Civil Rights activist and congressman, John Lewis was a leader in the civil rights movement and later US congressman, has died at the age of 80.
Lewis was one of the “Big Six” civil rights leaders, which included Martin Luther King Jr, and helped organize the historic 1963 March on Washington.
As a congressman, he was a Georgia Democrat and represented an area that covered most of its capital Atlanta.
In December 2019 Lewis announced that he had been diagnosed with Stage 4 pancreatic cancer.
“I have been in some kind of fight – for freedom, equality, basic human rights – for nearly my entire life,” he said in a statement released at the time. “I have never faced a fight quite like the one I have now.”
During the civil rights movement, Lewis was one of the founders of the Student Nonviolent Coordinating Committee (SNCC), and then became its chairman from 1963 to 1966.
He co-organised and spoke at the March on Washington for Jobs and Freedom, the rally at which Dr King delivered his historic I Have a Dream speech.

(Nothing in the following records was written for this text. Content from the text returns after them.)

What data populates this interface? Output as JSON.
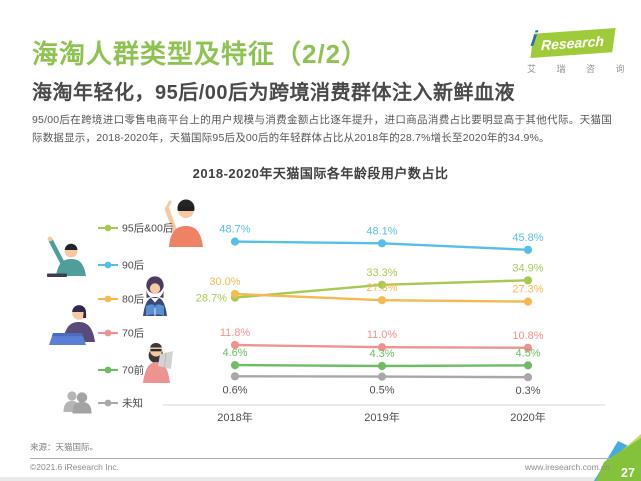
{
  "page": {
    "page_number": "27"
  },
  "header": {
    "title": "海淘人群类型及特征（2/2）",
    "subtitle": "海淘年轻化，95后/00后为跨境消费群体注入新鲜血液",
    "paragraph": "95/00后在跨境进口零售电商平台上的用户规模与消费金额占比逐年提升，进口商品消费占比要明显高于其他代际。天猫国际数据显示，2018-2020年，天猫国际95后及00后的年轻群体占比从2018年的28.7%增长至2020年的34.9%。"
  },
  "logo": {
    "i": "i",
    "brand": "Research",
    "chinese": "艾 瑞 咨 询"
  },
  "footer": {
    "source": "来源：天猫国际。",
    "copyright": "©2021.6 iResearch Inc.",
    "website": "www.iresearch.com.cn"
  },
  "illustrations": [
    "man-with-sunglasses",
    "pointing-teacher-man",
    "reading-woman",
    "laptop-man",
    "newspaper-beard-man",
    "unknown-people-silhouette"
  ],
  "chart_data": {
    "type": "line",
    "title": "2018-2020年天猫国际各年龄段用户数占比",
    "categories": [
      "2018年",
      "2019年",
      "2020年"
    ],
    "unit": "%",
    "series": [
      {
        "name": "95后&00后",
        "color": "#A8C854",
        "values": [
          28.7,
          33.3,
          34.9
        ]
      },
      {
        "name": "90后",
        "color": "#56BFE8",
        "values": [
          48.7,
          48.1,
          45.8
        ]
      },
      {
        "name": "80后",
        "color": "#F4BA4F",
        "values": [
          30.0,
          27.8,
          27.3
        ]
      },
      {
        "name": "70后",
        "color": "#F09290",
        "values": [
          11.8,
          11.0,
          10.8
        ]
      },
      {
        "name": "70前",
        "color": "#6DBE63",
        "values": [
          4.6,
          4.3,
          4.5
        ]
      },
      {
        "name": "未知",
        "color": "#A8A8A8",
        "values": [
          0.6,
          0.5,
          0.3
        ],
        "label_position": "below",
        "label_color": "#4F4F4F"
      }
    ],
    "ylim": [
      0,
      55
    ],
    "grid": false,
    "legend_position": "left"
  }
}
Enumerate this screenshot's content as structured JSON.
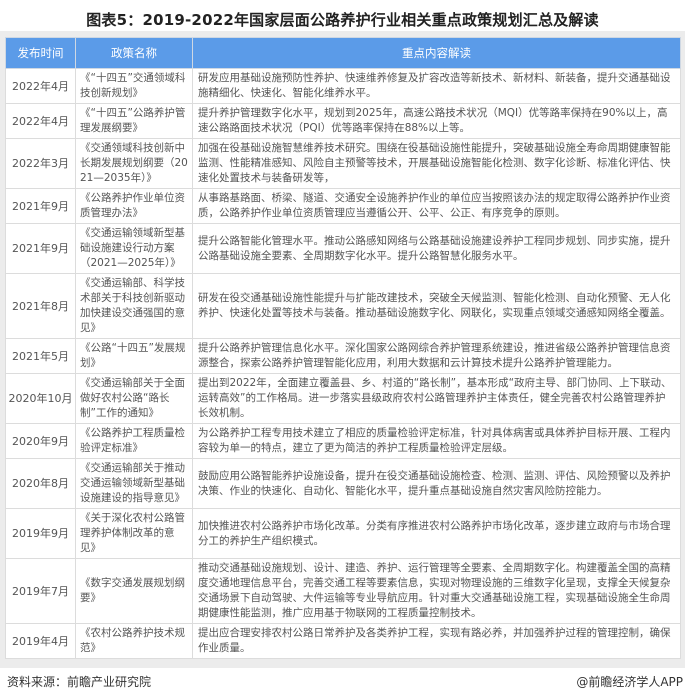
{
  "title": "图表5：2019-2022年国家层面公路养护行业相关重点政策规划汇总及解读",
  "table": {
    "headers": [
      "发布时间",
      "政策名称",
      "重点内容解读"
    ],
    "rows": [
      {
        "date": "2022年4月",
        "name": "《“十四五”交通领域科技创新规划》",
        "content": "研发应用基础设施预防性养护、快速维养修复及扩容改造等新技术、新材料、新装备，提升交通基础设施精细化、快速化、智能化维养水平。"
      },
      {
        "date": "2022年4月",
        "name": "《“十四五”公路养护管理发展纲要》",
        "content": "提升养护管理数字化水平，规划到2025年，高速公路技术状况（MQI）优等路率保持在90%以上，高速公路路面技术状况（PQI）优等路率保持在88%以上等。"
      },
      {
        "date": "2022年3月",
        "name": "《交通领域科技创新中长期发展规划纲要（2021—2035年）》",
        "content": "加强在役基础设施智慧维养技术研究。围绕在役基础设施性能提升，突破基础设施全寿命周期健康智能监测、性能精准感知、风险自主预警等技术，开展基础设施智能化检测、数字化诊断、标准化评估、快速化处置技术与装备研发等，"
      },
      {
        "date": "2021年9月",
        "name": "《公路养护作业单位资质管理办法》",
        "content": "从事路基路面、桥梁、隧道、交通安全设施养护作业的单位应当按照该办法的规定取得公路养护作业资质，公路养护作业单位资质管理应当遵循公开、公平、公正、有序竞争的原则。"
      },
      {
        "date": "2021年9月",
        "name": "《交通运输领域新型基础设施建设行动方案（2021—2025年）》",
        "content": "提升公路智能化管理水平。推动公路感知网络与公路基础设施建设养护工程同步规划、同步实施，提升公路基础设施全要素、全周期数字化水平。提升公路智慧化服务水平。"
      },
      {
        "date": "2021年8月",
        "name": "《交通运输部、科学技术部关于科技创新驱动加快建设交通强国的意见》",
        "content": "研发在役交通基础设施性能提升与扩能改建技术，突破全天候监测、智能化检测、自动化预警、无人化养护、快速化处置等技术与装备。推动基础设施数字化、网联化，实现重点领域交通感知网络全覆盖。"
      },
      {
        "date": "2021年5月",
        "name": "《公路“十四五”发展规划》",
        "content": "提升公路养护管理信息化水平。深化国家公路网综合养护管理系统建设，推进省级公路养护管理信息资源整合，探索公路养护管理智能化应用，利用大数据和云计算技术提升公路养护管理能力。"
      },
      {
        "date": "2020年10月",
        "name": "《交通运输部关于全面做好农村公路“路长制”工作的通知》",
        "content": "提出到2022年，全面建立覆盖县、乡、村道的“路长制”，基本形成“政府主导、部门协同、上下联动、运转高效”的工作格局。进一步落实县级政府农村公路管理养护主体责任，健全完善农村公路管理养护长效机制。"
      },
      {
        "date": "2020年9月",
        "name": "《公路养护工程质量检验评定标准》",
        "content": "为公路养护工程专用技术建立了相应的质量检验评定标准，针对具体病害或具体养护目标开展、工程内容较为单一的特点，建立了更为简洁的养护工程质量检验评定层级。"
      },
      {
        "date": "2020年8月",
        "name": "《交通运输部关于推动交通运输领域新型基础设施建设的指导意见》",
        "content": "鼓励应用公路智能养护设施设备，提升在役交通基础设施检查、检测、监测、评估、风险预警以及养护决策、作业的快速化、自动化、智能化水平，提升重点基础设施自然灾害风险防控能力。"
      },
      {
        "date": "2019年9月",
        "name": "《关于深化农村公路管理养护体制改革的意见》",
        "content": "加快推进农村公路养护市场化改革。分类有序推进农村公路养护市场化改革，逐步建立政府与市场合理分工的养护生产组织模式。"
      },
      {
        "date": "2019年7月",
        "name": "《数字交通发展规划纲要》",
        "content": "推动交通基础设施规划、设计、建造、养护、运行管理等全要素、全周期数字化。构建覆盖全国的高精度交通地理信息平台，完善交通工程等要素信息，实现对物理设施的三维数字化呈现，支撑全天候复杂交通场景下自动驾驶、大件运输等专业导航应用。针对重大交通基础设施工程，实现基础设施全生命周期健康性能监测，推广应用基于物联网的工程质量控制技术。"
      },
      {
        "date": "2019年4月",
        "name": "《农村公路养护技术规范》",
        "content": "提出应合理安排农村公路日常养护及各类养护工程，实现有路必养，并加强养护过程的管理控制，确保作业质量。"
      }
    ]
  },
  "footer": {
    "source": "资料来源：前瞻产业研究院",
    "brand": "@前瞻经济学人APP"
  },
  "colors": {
    "header_bg": "#5b9be8",
    "frame_bg": "#ececec"
  }
}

Lewis was the last surviving speaker from the march.
Democratic Speaker of the House Nancy Pelosi confirmed Lewis’s death in a statement posted on her website and on social media.
She wrote that Lewis “was a titan of the civil rights movement whose goodness, faith and bravery transformed our nation”, and that as a congressman he was “revered and beloved on both sides of the aisle and both sides of the Capitol”.
“Every day of John Lewis’s life was dedicated to bringing freedom and justice to all,” she said. “As he declared 57 years ago during the March on Washington, standing in the shadow of the Lincoln Memorial: ‘Our minds, souls, and hearts cannot rest until freedom and justice exist for all the people.’
“How fitting it is that even in the last weeks of his battle with cancer, John summoned the strength to visit the peaceful protests where the newest generation of Americans had poured into the streets to take up the unfinished work of racial justice.”